The challenge for the churches is how to encourage – creatively, consistently and imaginatively – people who get stuck with the baby in a manger to stay with the story right the way through to Calvary and beyond. Jesus didn’t stand still. The ‘Word’ became flesh and grew, changed and developed.
What that means and what that looks like is the task for the next few months. (After we’ve partied our way through the next week, that is.)
December 26, 2010 at 8:54 pm
I played a song by Margaret Rizza as my “sermon” this morning. It seemed very apt for the Christmas 1 Gospel.
“The work of Christmas begins
when the song of the angels is still;
when the star in the sky is gone;
when the kings and princes are home;
when the shepherds are back with their flock.”
December 27, 2010 at 9:19 am
In a similar vein; A Christmas card I remember from years ago said:
“…and the gave him gifts of gold, frankincense and myrrh – and knew that their journey had only just begun”
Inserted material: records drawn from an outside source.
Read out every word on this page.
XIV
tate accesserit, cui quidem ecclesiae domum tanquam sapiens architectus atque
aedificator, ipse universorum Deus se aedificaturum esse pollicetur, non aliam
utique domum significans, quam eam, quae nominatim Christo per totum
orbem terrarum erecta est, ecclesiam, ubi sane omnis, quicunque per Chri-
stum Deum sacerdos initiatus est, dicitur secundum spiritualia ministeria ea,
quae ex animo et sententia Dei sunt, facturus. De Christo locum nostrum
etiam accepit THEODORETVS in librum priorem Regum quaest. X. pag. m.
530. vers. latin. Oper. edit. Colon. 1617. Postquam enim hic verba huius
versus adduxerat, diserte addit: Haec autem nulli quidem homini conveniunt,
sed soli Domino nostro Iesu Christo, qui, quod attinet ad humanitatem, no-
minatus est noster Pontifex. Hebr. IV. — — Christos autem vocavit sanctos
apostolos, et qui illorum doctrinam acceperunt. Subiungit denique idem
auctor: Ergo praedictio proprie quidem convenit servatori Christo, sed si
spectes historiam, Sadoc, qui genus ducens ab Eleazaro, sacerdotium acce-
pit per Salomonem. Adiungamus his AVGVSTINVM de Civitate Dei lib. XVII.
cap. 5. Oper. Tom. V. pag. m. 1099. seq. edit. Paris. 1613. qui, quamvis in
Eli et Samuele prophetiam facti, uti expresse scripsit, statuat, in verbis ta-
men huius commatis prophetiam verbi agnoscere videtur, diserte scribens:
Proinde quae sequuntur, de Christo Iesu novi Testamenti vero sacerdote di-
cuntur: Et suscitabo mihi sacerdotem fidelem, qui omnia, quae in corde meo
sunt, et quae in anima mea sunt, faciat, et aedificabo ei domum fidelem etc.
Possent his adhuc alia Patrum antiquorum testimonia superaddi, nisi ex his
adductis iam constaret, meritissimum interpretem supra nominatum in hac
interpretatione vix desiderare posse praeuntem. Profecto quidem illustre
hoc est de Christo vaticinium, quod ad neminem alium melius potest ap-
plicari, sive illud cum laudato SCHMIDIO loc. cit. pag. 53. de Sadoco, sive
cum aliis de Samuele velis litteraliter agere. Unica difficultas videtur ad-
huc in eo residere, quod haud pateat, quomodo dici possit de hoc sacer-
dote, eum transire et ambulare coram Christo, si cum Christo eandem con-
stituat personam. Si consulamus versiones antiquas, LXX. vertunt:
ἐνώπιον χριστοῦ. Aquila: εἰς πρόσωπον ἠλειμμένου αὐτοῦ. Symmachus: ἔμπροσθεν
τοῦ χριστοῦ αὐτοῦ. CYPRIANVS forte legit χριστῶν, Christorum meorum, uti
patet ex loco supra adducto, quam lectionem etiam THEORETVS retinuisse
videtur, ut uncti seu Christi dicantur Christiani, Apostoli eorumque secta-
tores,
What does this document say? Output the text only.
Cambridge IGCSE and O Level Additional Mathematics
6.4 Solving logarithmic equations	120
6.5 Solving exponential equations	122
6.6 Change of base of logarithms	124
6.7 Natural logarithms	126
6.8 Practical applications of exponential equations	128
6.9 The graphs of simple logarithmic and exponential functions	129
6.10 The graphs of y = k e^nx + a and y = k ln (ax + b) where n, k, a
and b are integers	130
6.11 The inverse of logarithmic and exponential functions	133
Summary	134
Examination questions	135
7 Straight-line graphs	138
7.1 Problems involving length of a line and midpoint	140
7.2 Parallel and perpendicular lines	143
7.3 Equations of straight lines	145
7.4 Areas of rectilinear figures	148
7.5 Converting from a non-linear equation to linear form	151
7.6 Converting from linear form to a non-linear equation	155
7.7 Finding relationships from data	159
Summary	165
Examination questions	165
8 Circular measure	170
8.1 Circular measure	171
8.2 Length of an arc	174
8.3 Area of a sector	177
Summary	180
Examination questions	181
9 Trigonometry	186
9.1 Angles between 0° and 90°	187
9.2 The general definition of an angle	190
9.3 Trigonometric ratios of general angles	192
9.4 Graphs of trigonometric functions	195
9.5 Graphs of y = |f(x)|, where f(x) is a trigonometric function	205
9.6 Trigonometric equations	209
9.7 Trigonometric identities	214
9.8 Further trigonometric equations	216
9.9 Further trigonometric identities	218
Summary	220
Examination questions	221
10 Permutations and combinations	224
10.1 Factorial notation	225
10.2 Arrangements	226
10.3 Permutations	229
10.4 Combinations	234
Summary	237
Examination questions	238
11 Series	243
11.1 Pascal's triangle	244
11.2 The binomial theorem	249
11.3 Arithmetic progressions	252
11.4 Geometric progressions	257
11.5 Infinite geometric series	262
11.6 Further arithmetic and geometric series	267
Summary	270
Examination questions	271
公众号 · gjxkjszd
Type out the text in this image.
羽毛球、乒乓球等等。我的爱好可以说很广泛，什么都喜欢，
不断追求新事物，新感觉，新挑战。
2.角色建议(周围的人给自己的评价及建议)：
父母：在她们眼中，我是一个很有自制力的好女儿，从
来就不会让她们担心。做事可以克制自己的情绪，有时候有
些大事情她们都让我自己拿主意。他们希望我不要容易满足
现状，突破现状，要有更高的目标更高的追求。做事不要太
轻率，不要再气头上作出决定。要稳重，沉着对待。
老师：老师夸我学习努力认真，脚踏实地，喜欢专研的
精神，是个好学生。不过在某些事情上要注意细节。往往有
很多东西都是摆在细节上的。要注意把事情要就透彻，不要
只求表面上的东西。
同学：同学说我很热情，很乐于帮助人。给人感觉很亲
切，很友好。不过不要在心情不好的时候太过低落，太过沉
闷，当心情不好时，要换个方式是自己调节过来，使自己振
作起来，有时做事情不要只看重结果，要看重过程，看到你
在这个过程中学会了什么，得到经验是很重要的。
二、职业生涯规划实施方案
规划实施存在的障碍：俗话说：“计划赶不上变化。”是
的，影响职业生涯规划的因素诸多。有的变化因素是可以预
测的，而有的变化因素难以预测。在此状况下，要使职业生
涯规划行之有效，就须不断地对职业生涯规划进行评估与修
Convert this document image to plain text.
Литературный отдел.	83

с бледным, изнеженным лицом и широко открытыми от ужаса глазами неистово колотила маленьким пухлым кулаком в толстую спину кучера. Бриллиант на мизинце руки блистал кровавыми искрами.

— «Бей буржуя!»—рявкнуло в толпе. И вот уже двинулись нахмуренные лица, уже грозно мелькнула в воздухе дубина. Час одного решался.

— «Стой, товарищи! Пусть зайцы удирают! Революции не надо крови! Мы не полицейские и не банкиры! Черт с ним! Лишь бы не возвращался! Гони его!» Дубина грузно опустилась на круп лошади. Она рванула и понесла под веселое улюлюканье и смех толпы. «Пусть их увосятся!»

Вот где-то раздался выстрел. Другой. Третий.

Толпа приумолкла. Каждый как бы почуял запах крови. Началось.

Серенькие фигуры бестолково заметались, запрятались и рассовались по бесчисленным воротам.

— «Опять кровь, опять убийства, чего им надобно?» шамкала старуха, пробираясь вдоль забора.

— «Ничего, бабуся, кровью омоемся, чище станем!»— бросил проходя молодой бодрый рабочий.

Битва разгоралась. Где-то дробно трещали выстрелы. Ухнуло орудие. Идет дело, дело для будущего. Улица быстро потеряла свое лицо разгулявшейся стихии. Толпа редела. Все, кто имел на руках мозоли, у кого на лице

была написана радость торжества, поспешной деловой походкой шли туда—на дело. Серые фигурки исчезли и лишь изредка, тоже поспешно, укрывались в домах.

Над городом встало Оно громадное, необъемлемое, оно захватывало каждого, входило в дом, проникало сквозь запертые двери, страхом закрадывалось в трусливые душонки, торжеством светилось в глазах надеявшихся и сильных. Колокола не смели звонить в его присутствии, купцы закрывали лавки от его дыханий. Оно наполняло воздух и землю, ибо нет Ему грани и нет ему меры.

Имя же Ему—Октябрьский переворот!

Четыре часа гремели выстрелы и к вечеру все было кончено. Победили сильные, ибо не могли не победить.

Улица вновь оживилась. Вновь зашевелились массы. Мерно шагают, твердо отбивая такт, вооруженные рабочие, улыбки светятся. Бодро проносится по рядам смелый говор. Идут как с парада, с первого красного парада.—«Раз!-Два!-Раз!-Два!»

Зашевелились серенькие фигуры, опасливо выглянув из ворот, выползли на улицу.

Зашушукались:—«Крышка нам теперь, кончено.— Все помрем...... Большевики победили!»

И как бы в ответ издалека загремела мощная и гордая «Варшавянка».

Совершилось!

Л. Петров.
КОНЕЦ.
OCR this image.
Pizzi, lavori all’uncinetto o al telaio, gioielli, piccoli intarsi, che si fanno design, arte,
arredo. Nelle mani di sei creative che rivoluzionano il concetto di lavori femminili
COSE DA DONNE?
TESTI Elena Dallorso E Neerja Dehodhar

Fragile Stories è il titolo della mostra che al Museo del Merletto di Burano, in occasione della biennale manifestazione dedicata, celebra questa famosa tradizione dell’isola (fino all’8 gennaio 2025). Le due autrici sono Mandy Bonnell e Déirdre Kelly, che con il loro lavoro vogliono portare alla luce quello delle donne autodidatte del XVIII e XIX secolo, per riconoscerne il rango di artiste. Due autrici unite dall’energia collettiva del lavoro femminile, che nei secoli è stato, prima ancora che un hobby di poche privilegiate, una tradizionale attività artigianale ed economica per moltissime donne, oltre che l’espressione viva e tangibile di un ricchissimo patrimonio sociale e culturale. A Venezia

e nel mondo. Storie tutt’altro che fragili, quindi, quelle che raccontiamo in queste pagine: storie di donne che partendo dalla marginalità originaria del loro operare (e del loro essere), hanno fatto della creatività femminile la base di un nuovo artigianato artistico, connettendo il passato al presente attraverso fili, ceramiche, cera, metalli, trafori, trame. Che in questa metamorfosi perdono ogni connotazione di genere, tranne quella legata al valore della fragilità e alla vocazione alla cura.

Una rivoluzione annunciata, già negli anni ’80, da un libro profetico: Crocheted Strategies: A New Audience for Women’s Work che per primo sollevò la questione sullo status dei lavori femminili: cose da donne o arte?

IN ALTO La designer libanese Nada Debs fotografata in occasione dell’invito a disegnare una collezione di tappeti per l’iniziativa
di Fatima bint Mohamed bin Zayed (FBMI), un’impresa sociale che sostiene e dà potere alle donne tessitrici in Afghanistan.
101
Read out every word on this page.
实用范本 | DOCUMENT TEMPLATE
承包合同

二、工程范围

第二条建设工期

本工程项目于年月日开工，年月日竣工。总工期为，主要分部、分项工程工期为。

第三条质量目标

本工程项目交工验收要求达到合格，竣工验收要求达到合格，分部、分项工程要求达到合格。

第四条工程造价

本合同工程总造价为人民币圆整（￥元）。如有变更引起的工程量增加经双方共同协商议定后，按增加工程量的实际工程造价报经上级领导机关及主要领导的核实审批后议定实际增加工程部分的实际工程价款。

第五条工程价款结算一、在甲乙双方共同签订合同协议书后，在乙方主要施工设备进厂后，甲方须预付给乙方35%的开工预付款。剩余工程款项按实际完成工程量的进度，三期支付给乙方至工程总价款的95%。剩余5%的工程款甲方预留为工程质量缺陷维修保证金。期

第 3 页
December 28, 2010 at 7:24 am
“The challenge for the churches is how to encourage – creatively, consistently and imaginatively – people who get stuck with the baby in a manger to stay with the story right the way through to Calvary and beyond.”
Nick, do you think some churches’ obsession with children’s nativity plays encourages this? How would it be if many churches planned and practised a passion play through Lent?
A Happy New Year to you and your family.
December 29, 2010 at 2:45 pm
Absolutely Steve – How to move churches (people) on from late junior school stage to senior school and adult hood in their theological thinking? Some people are reluctant to move forward, but is it really the responsibility of the leaders to encourage an onward, upward and outward attitude?
Anne.
December 30, 2010 at 2:07 pm
Steve Adeyemo, I think I comment on this in my ‘controversial’ book Why Wish You a Merry Christmas?. I don’t think the problem is with the Nativity concentration, but with the lack of imagination in telling the rest of the story with the same energy! Many churches already do Passions Plays, Mystery Plays, etc., but they are the exception.
Happy New Year to you and yours, too! (And thanks for pitching in on this blog.)